Segundo Fernando Henrique, no entanto, os países se colocaram de acordo quanto à necessidade de o Mercosul manter-se coeso para negociar com a União Européia e com os Estados Unidos. Na manhã de ontem, os chanceleres do Mercosul estiveram reunidos com o representante da Casa Branca para o Comércio, Robert Zoellick, e discutiram o formato das negociações 4+1 – os países do bloco econômico e os Estados Unidos.

Já com relação à União Européia, Batlle informou que os presidentes decidiram, antes de mais nada, analisar a oferta do bloco a respeito da liberalização do comércio dos produtos agrícolas, que é diferente das condições defendidas pelo Mercosul, de eliminação dos subsídios e das barreiras alfandegárias. Depois dessa análise, apresentarão sua contra-proposta conjunta.

O novo presidente peruano, Alejandro Toledo, também esteve na reunião. Segundo Batlle, será retomado agora o processo de aproximação entre o Mercosul e a Comunidade Andina, integrada pelo Peru, Colômbia, Venezuela, Equador e Bolívia.

A crise argentina também esteve no centro da reunião dos quatro presidentes, aos quais se juntou Ricardo Lagos, do Chile, país associado ao Mercosul. Fernando Henrique disse que o presidente da Argentina, Fernando de la Rúa, estava mais otimista do que a última vez que se encontraram, na reunião de cúpula de Assunção, em junho.

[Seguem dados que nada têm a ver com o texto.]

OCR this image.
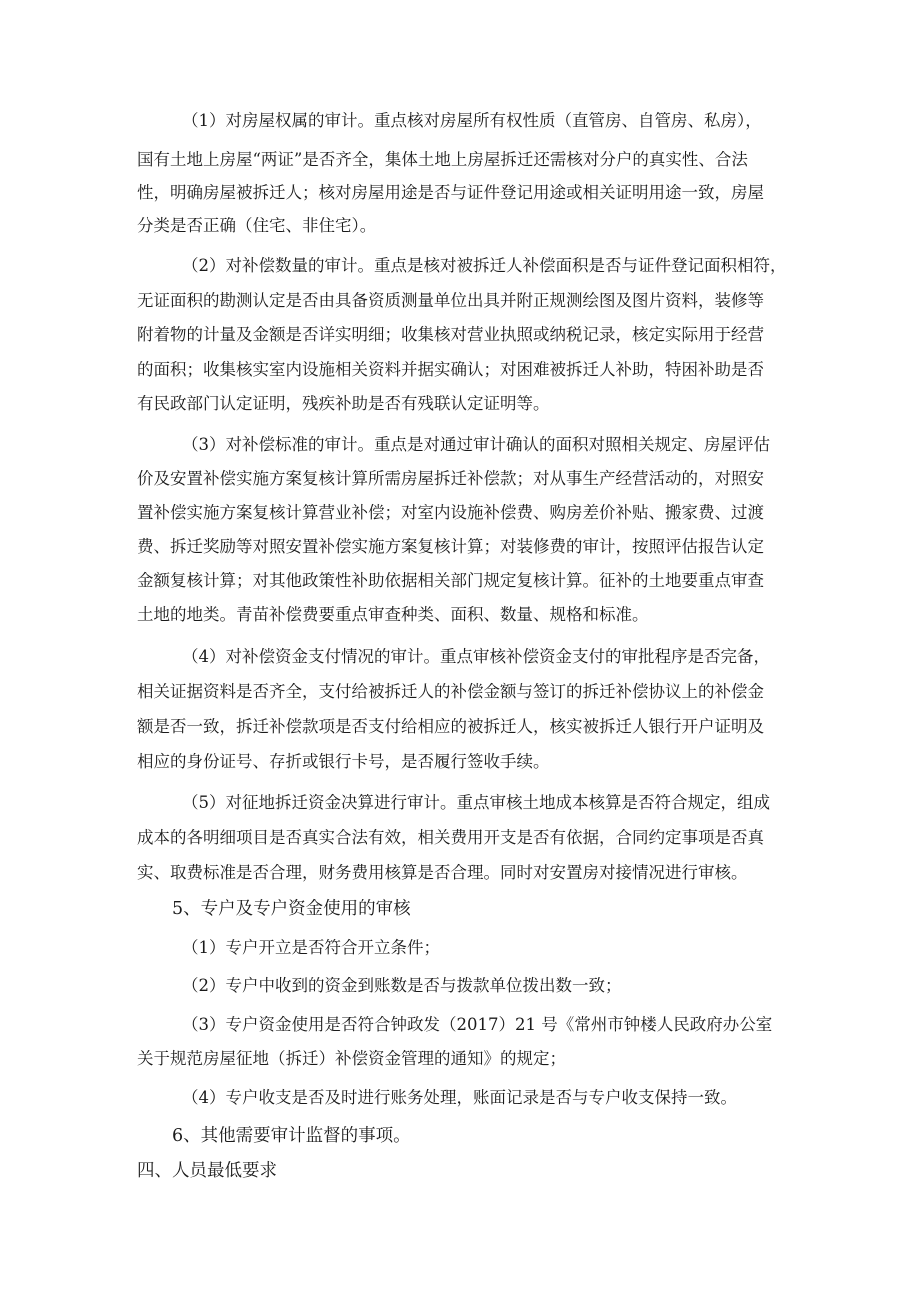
（1）对房屋权属的审计。重点核对房屋所有权性质（直管房、自管房、私房），
国有土地上房屋“两证”是否齐全，集体土地上房屋拆迁还需核对分户的真实性、合法
性，明确房屋被拆迁人；核对房屋用途是否与证件登记用途或相关证明用途一致，房屋
分类是否正确（住宅、非住宅）。
（2）对补偿数量的审计。重点是核对被拆迁人补偿面积是否与证件登记面积相符，
无证面积的勘测认定是否由具备资质测量单位出具并附正规测绘图及图片资料，装修等
附着物的计量及金额是否详实明细；收集核对营业执照或纳税记录，核定实际用于经营
的面积；收集核实室内设施相关资料并据实确认；对困难被拆迁人补助，特困补助是否
有民政部门认定证明，残疾补助是否有残联认定证明等。
（3）对补偿标准的审计。重点是对通过审计确认的面积对照相关规定、房屋评估
价及安置补偿实施方案复核计算所需房屋拆迁补偿款；对从事生产经营活动的，对照安
置补偿实施方案复核计算营业补偿；对室内设施补偿费、购房差价补贴、搬家费、过渡
费、拆迁奖励等对照安置补偿实施方案复核计算；对装修费的审计，按照评估报告认定
金额复核计算；对其他政策性补助依据相关部门规定复核计算。征补的土地要重点审查
土地的地类。青苗补偿费要重点审查种类、面积、数量、规格和标准。
（4）对补偿资金支付情况的审计。重点审核补偿资金支付的审批程序是否完备，
相关证据资料是否齐全，支付给被拆迁人的补偿金额与签订的拆迁补偿协议上的补偿金
额是否一致，拆迁补偿款项是否支付给相应的被拆迁人，核实被拆迁人银行开户证明及
相应的身份证号、存折或银行卡号，是否履行签收手续。
（5）对征地拆迁资金决算进行审计。重点审核土地成本核算是否符合规定，组成
成本的各明细项目是否真实合法有效，相关费用开支是否有依据，合同约定事项是否真
实、取费标准是否合理，财务费用核算是否合理。同时对安置房对接情况进行审核。
5、专户及专户资金使用的审核
（1）专户开立是否符合开立条件；
（2）专户中收到的资金到账数是否与拨款单位拨出数一致；
（3）专户资金使用是否符合钟政发（2017）21 号《常州市钟楼人民政府办公室
关于规范房屋征地（拆迁）补偿资金管理的通知》的规定；
（4）专户收支是否及时进行账务处理，账面记录是否与专户收支保持一致。
6、其他需要审计监督的事项。
四、人员最低要求
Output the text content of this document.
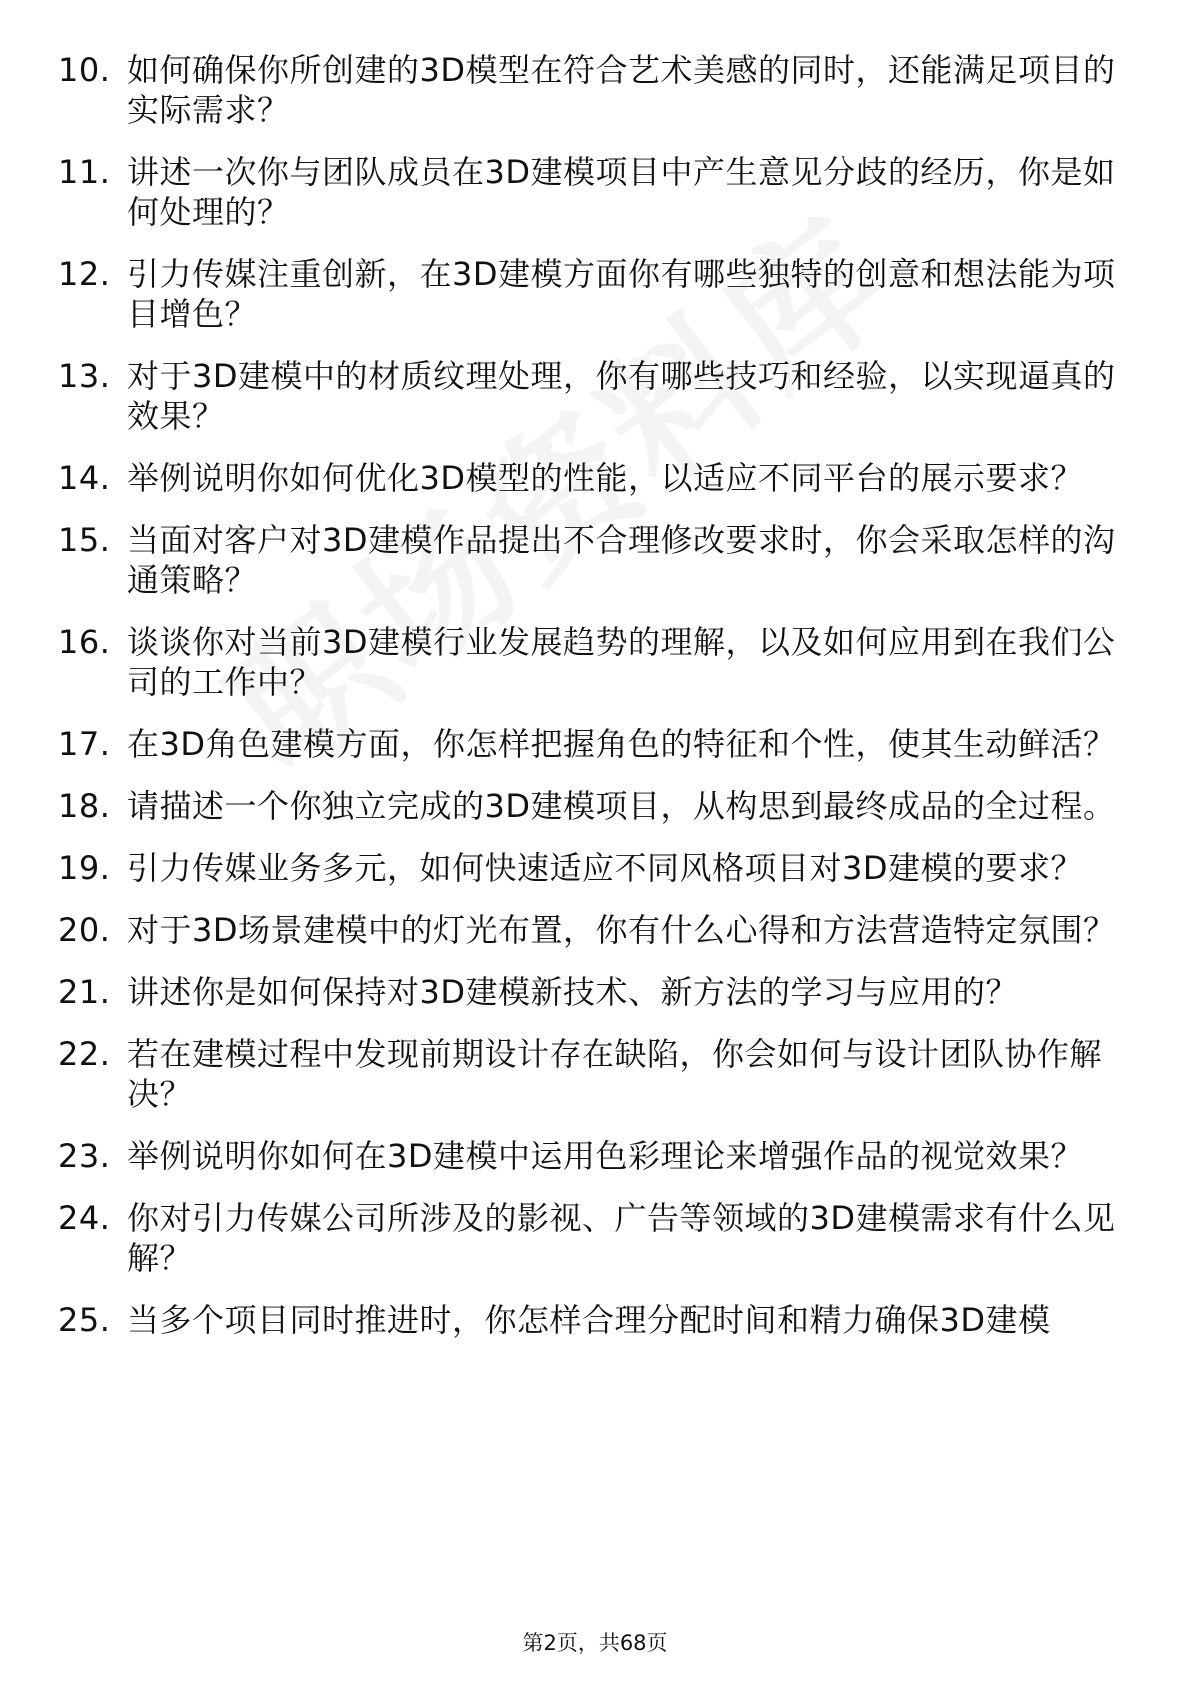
10. 如何确保你所创建的3D模型在符合艺术美感的同时，还能满足项目的实际需求？
11. 讲述一次你与团队成员在3D建模项目中产生意见分歧的经历，你是如何处理的？
12. 引力传媒注重创新，在3D建模方面你有哪些独特的创意和想法能为项目增色？
13. 对于3D建模中的材质纹理处理，你有哪些技巧和经验，以实现逼真的效果？
14. 举例说明你如何优化3D模型的性能，以适应不同平台的展示要求？
15. 当面对客户对3D建模作品提出不合理修改要求时，你会采取怎样的沟通策略？
16. 谈谈你对当前3D建模行业发展趋势的理解，以及如何应用到在我们公司的工作中？
17. 在3D角色建模方面，你怎样把握角色的特征和个性，使其生动鲜活？
18. 请描述一个你独立完成的3D建模项目，从构思到最终成品的全过程。
19. 引力传媒业务多元，如何快速适应不同风格项目对3D建模的要求？
20. 对于3D场景建模中的灯光布置，你有什么心得和方法营造特定氛围？
21. 讲述你是如何保持对3D建模新技术、新方法的学习与应用的？
22. 若在建模过程中发现前期设计存在缺陷，你会如何与设计团队协作解决？
23. 举例说明你如何在3D建模中运用色彩理论来增强作品的视觉效果？
24. 你对引力传媒公司所涉及的影视、广告等领域的3D建模需求有什么见解？
25. 当多个项目同时推进时，你怎样合理分配时间和精力确保3D建模
第2页，共68页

“Ele disse que o Senado deve aprovar neste domingo as medidas (de ajuste fiscal) que ele propôs”, relatou Fernando Henrique. Indagado sobre as conseqüências de uma eventual derrota no Senado, Fernando Henrique reconheceu que seria um “sinal não positivo, mas não desastroso”, porque na Argentina, assim como no Brasil, o presidente tem poderes de impor medidas provisórias, “com maior amplitude ainda”, já que lá se podem emitir decretos sobre questões tributárias, enquanto no Brasil, não.

Além disso, De la Rúa disse aos presidentes que as reservas subiram e o país tem dólares suficientes. “Houve no começo certa busca de dólar e agora parou”, observou o presidente. “Estamos torcendo pela Argentina”, declarou Fernando Henrique, comentando o apoio dos países do Mercosul à Argentina, anunciado pelo presidente do Uruguai no final da noite de sexta feira. “Quem pensar o contrário estará pensando contra o Brasil.”